Perpaduan Cinta dan Kebencian
Di bagian akhir puisi, Anantaguna menggabungkan konsep cinta dan kebencian sebagai dualitas dalam kehidupan. "Sarat cinta sarat kebencian," menandakan bahwa kehidupan penuh dengan kontradiksi. Panas dan dingin, sebagai simbol dari tantangan dan kenyamanan, "terpadu kehidupan," mencerminkan kompleksitas emosi manusia. Cinta, meskipun seringkali penuh dengan rasa sakit dan kebencian, tetap menjadi sumber kekuatan yang membawa harapan.

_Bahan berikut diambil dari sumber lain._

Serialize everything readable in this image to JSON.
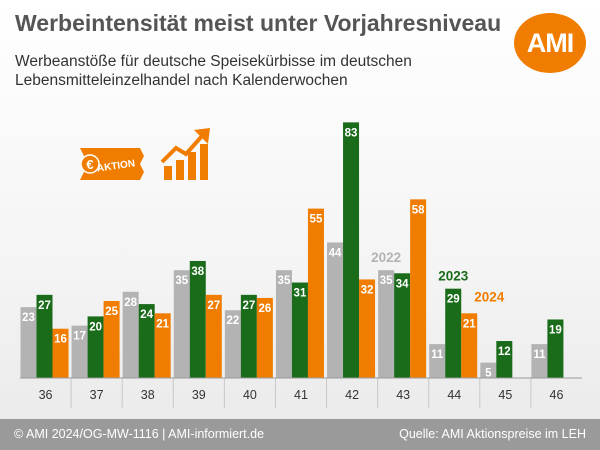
{
  "header": {
    "title": "Werbeintensität meist unter Vorjahresniveau",
    "subtitle_line1": "Werbeanstöße für deutsche Speisekürbisse im deutschen",
    "subtitle_line2": "Lebensmitteleinzelhandel nach Kalenderwochen",
    "logo_text": "AMI"
  },
  "promo": {
    "currency_symbol": "€",
    "label": "AKTION"
  },
  "footer": {
    "left": "© AMI 2024/OG-MW-1116 | AMI-informiert.de",
    "right": "Quelle: AMI Aktionspreise im LEH"
  },
  "colors": {
    "series_2022": "#b3b3b3",
    "series_2023": "#1a6b1a",
    "series_2024": "#f07d00",
    "brand": "#f07d00"
  },
  "chart_data": {
    "type": "bar",
    "title": "Werbeintensität meist unter Vorjahresniveau",
    "xlabel": "",
    "ylabel": "",
    "ylim": [
      0,
      85
    ],
    "categories": [
      "36",
      "37",
      "38",
      "39",
      "40",
      "41",
      "42",
      "43",
      "44",
      "45",
      "46"
    ],
    "series": [
      {
        "name": "2022",
        "color": "#b3b3b3",
        "values": [
          23,
          17,
          28,
          35,
          22,
          35,
          44,
          35,
          11,
          5,
          11
        ]
      },
      {
        "name": "2023",
        "color": "#1a6b1a",
        "values": [
          27,
          20,
          24,
          38,
          27,
          31,
          83,
          34,
          29,
          12,
          19
        ]
      },
      {
        "name": "2024",
        "color": "#f07d00",
        "values": [
          16,
          25,
          21,
          27,
          26,
          55,
          32,
          58,
          21,
          null,
          null
        ]
      }
    ],
    "series_labels_in_plot": [
      {
        "series": "2022",
        "category": "43"
      },
      {
        "series": "2023",
        "category": "44"
      },
      {
        "series": "2024",
        "category": "44"
      }
    ]
  }
}
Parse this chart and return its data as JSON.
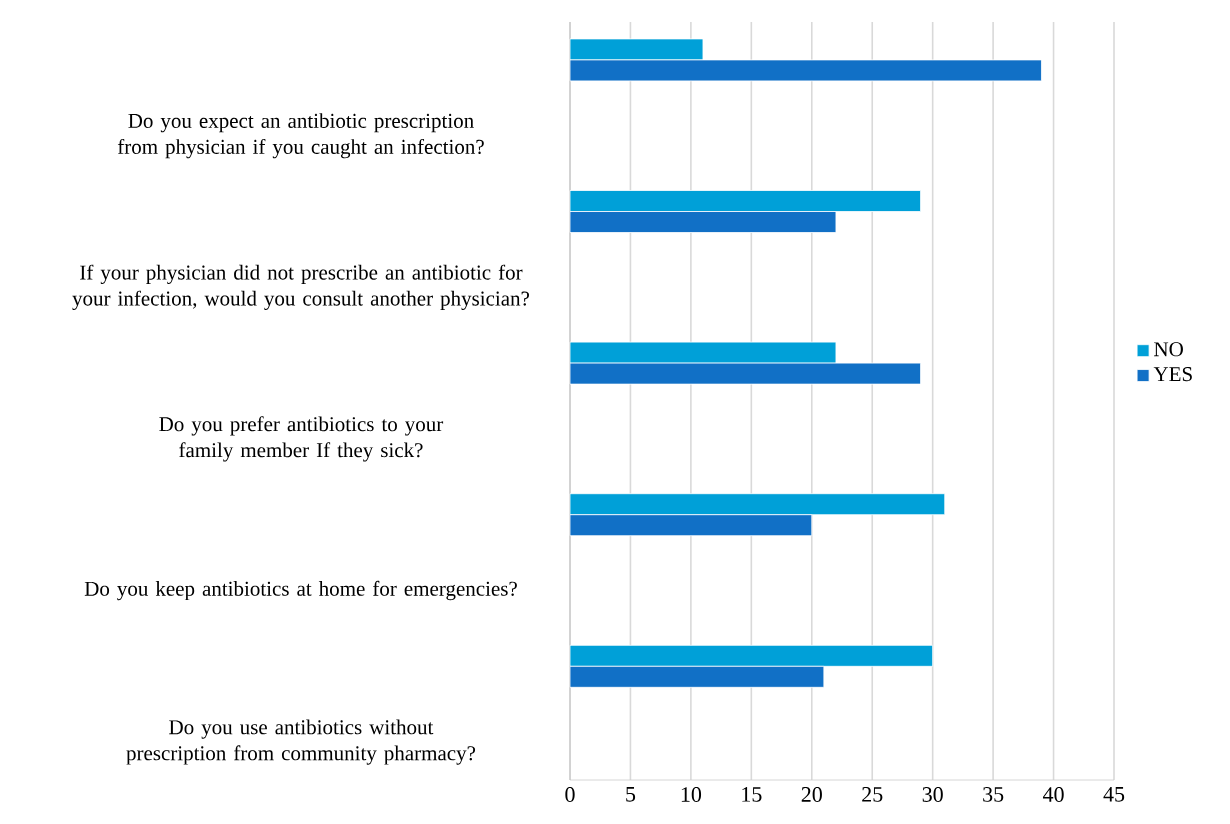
{
  "chart_data": {
    "type": "bar",
    "orientation": "horizontal",
    "categories": [
      null,
      "Do you expect an antibiotic prescription from physician if you caught an infection?",
      null,
      "If your physician did not prescribe an antibiotic for your infection, would you consult another physician?",
      null,
      "Do you prefer antibiotics to your family member If they sick?",
      null,
      "Do you keep antibiotics at home for emergencies?",
      null,
      "Do you use antibiotics without prescription from community pharmacy?"
    ],
    "series": [
      {
        "name": "NO",
        "color": "#00a0d8",
        "values": [
          11,
          null,
          29,
          null,
          22,
          null,
          31,
          null,
          30,
          null
        ]
      },
      {
        "name": "YES",
        "color": "#1170c6",
        "values": [
          39,
          null,
          22,
          null,
          29,
          null,
          20,
          null,
          21,
          null
        ]
      }
    ],
    "xlim": [
      0,
      45
    ],
    "xticks": [
      0,
      5,
      10,
      15,
      20,
      25,
      30,
      35,
      40,
      45
    ],
    "grid": "x",
    "legend": "right"
  }
}
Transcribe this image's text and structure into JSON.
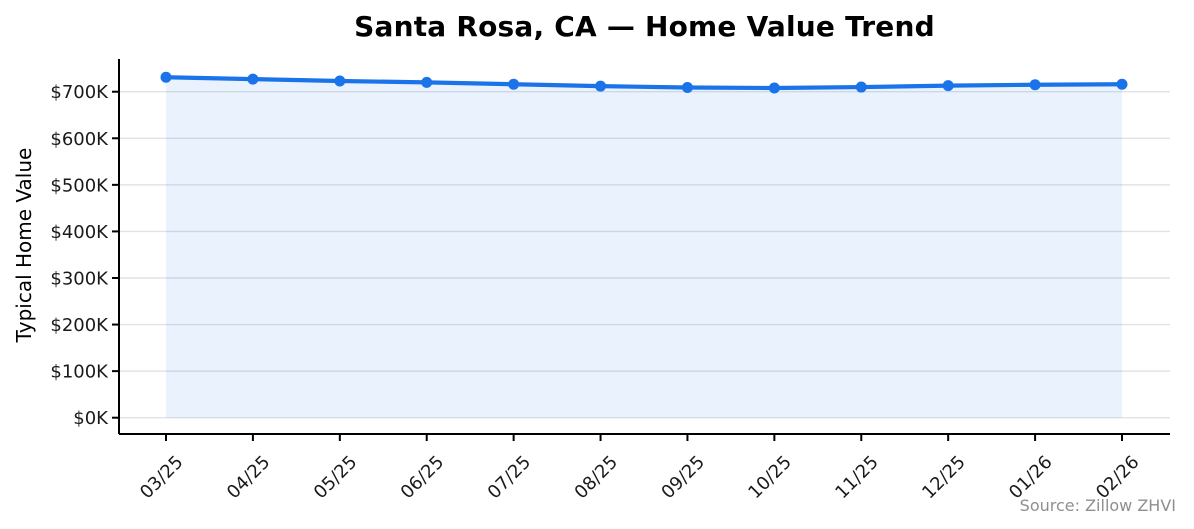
{
  "colors": {
    "line": "#1a73e8",
    "area_fill": "#1a73e8",
    "grid": "#e0e2e6",
    "axis": "#000000",
    "tick_text": "#1a1a1a",
    "title_text": "#000000",
    "source_text": "#8f8f8f",
    "background": "#ffffff"
  },
  "chart_data": {
    "type": "line",
    "title": "Santa Rosa, CA — Home Value Trend",
    "xlabel": "",
    "ylabel": "Typical Home Value",
    "source_note": "Source: Zillow ZHVI",
    "categories": [
      "03/25",
      "04/25",
      "05/25",
      "06/25",
      "07/25",
      "08/25",
      "09/25",
      "10/25",
      "11/25",
      "12/25",
      "01/26",
      "02/26"
    ],
    "series": [
      {
        "name": "Typical Home Value",
        "unit": "$K",
        "values": [
          731,
          727,
          723,
          720,
          716,
          712,
          709,
          708,
          710,
          713,
          715,
          716
        ]
      }
    ],
    "yticks": [
      0,
      100,
      200,
      300,
      400,
      500,
      600,
      700
    ],
    "ytick_labels": [
      "$0K",
      "$100K",
      "$200K",
      "$300K",
      "$400K",
      "$500K",
      "$600K",
      "$700K"
    ],
    "ylim": [
      0,
      772
    ],
    "grid": "horizontal",
    "legend": "none",
    "markers": true,
    "area_fill": true,
    "area_opacity": 0.09,
    "x_tick_rotation_deg": 45
  }
}
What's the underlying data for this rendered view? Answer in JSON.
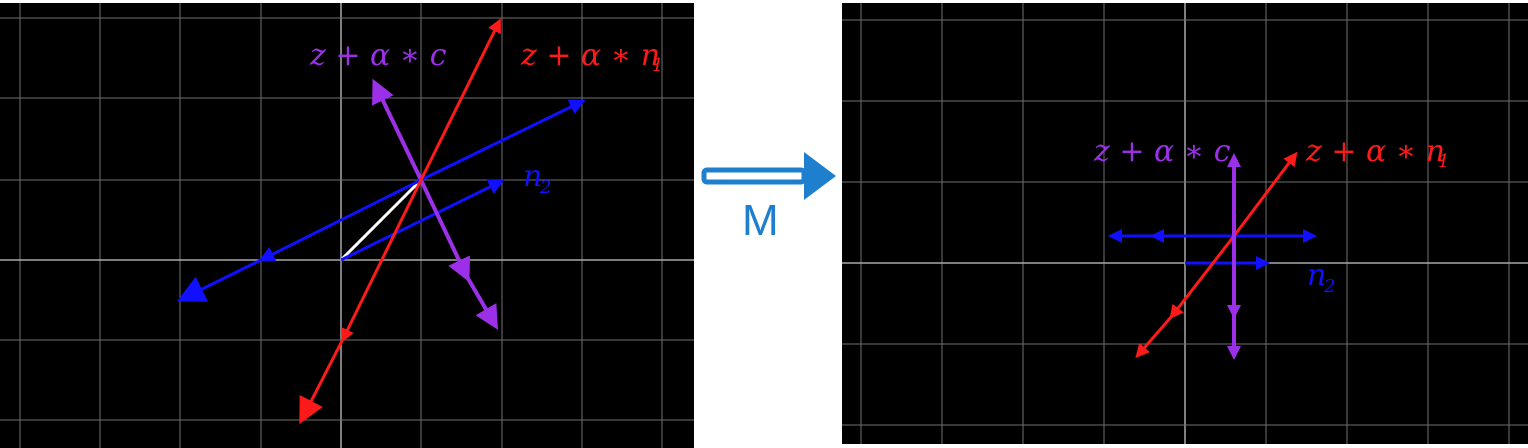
{
  "transform": {
    "label": "M"
  },
  "left": {
    "labels": {
      "z_alpha_c": "z + α ∗ c",
      "z_alpha_n1": "z + α ∗ n",
      "n1_sub": "1",
      "n2": "n",
      "n2_sub": "2"
    }
  },
  "right": {
    "labels": {
      "z_alpha_c": "z + α ∗ c",
      "z_alpha_n1": "z + α ∗ n",
      "n1_sub": "1",
      "n2": "n",
      "n2_sub": "2"
    }
  },
  "colors": {
    "purple": "#9b30e8",
    "red": "#ff1a1a",
    "blue": "#1010ff",
    "white": "#ffffff",
    "grid": "#7a7a7a",
    "arrow": "#1f7fcf"
  }
}
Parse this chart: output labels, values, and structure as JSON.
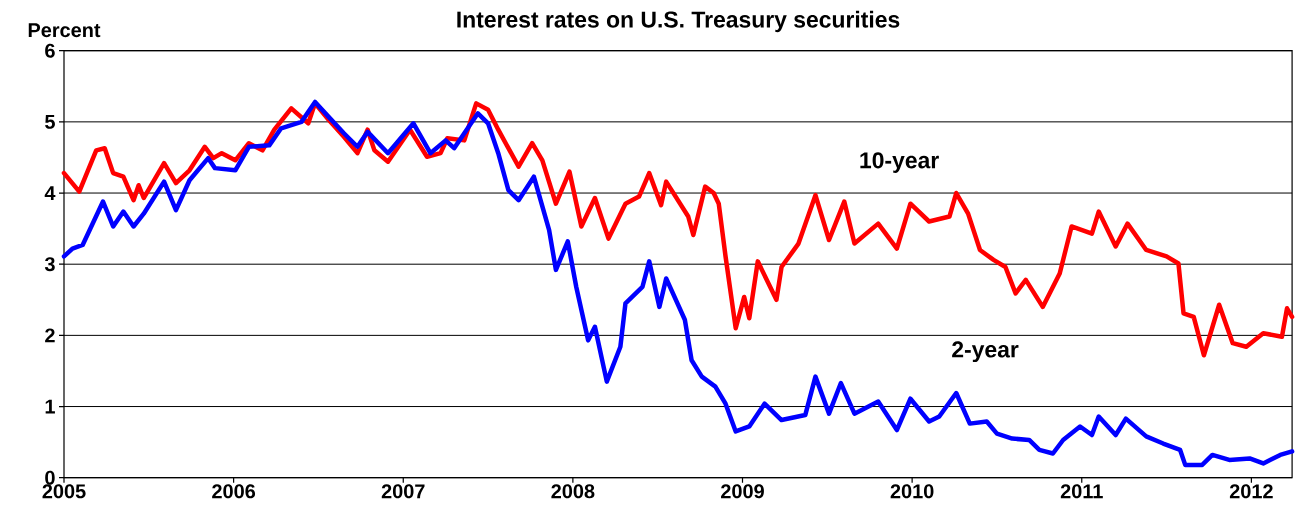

Puisi "Yang Masih Punya Cinta" menyoroti ketahanan cinta dalam menghadapi berbagai rintangan, baik itu rindu, kesulitan, atau perjuangan hidup. Sabar Anantaguna menggunakan metafora alam dan diksi yang dalam untuk menggambarkan perasaan yang intens, menciptakan puisi yang resonan dengan pengalaman emosional manusia. Cinta, dalam segala keindahannya, tetap bertahan, tidak hanya sebagai perasaan, tetapi sebagai sumber kekuatan dan inspirasi.
Karya: Sabar Anantaguna
Biodata Sabar Anantaguna:
- Sabar Anantaguna lahir dengan nama Santoso bin Sutopangarso pada tanggal 9 Agustus 1930 di Klaten, Jawa Tengah.
- Sabar Anantaguna meninggal dunia pada tanggal pada 18 Juli 2014.